A Look at Rituals

This post is courtesy of Historian Fran Becque as part of her continuing series on Pi Phi heritage.

When New Members become part of Pi Beta Phi, and our 25 National Panhellenic Conference sister organizations for that matter, they have some idea what goes along with membership in a fraternity for women. They likely know they’ll be taking part in philanthropic activities, there will be an emphasis on academics, there will be activities with men’s and women’s Greek-letter organizations and there will be sisterhood events. These are the things we discuss during recruitment. They might not realize rituals are part of each organization.

One of Pi Beta Phi’s rituals is our Initiation Ceremony. It is one of the most moving and beautiful ceremonies in which I have taken part. I have many Pi Phi friends who feel the same way. I can still recall so many details of my own initiation, and it took place decades ago. Just to make it clear, the Founders did not write that particular ceremony. It came a little later, but most of them experienced model initiation at various conventions or attended a chapter initiation ceremony.

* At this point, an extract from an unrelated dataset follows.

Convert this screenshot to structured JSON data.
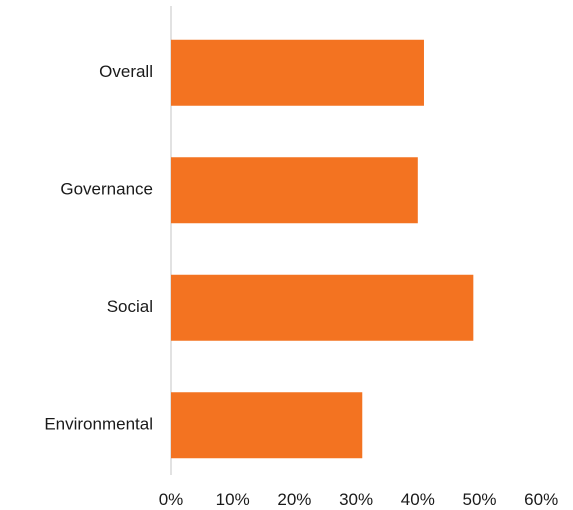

The values, which are reflected in our Initiation Ceremony, are guideposts for a fulfilling, contented and meaningful life. To live those values on a day-to-day basis should be our fervent goal. To know that we are a part of an organization nearly 147 years old, whose values have remained constant for all those years and whose members have taken a pledge to live those values, is comforting and motivating. Those values bring with them a responsibility to live each and every day to the very best of our abilities.

Anna Hazelton, D.C. Alpha
Anna Hazelton, D.C. Alpha

In addition to Initiation, we also have a chapter meeting ritual. It was written by Anna S. Hazelton, a charter member of the D.C. Alpha Chapter. She wrote it in 1890 when she was a collegian. It was officially adopted by the 1893 Convention. Its beauty and simplicity are stunning. One of the “goosebump moments” at convention is when the meeting is opened and closed with the ritual. To hear more than 1,000 women recite the same words is a feeling every Pi Phi should experience.

A ritual for New Member meetings was approved at the 1927 Convention. It was then known as the ritual for pledge meetings. It was prepared by Colorado Beta Emilie King Engelbach.

These rituals are center to the values for which we stand. They are what set Pi Beta Phi apart from every other organization. They make our Fraternity so very special.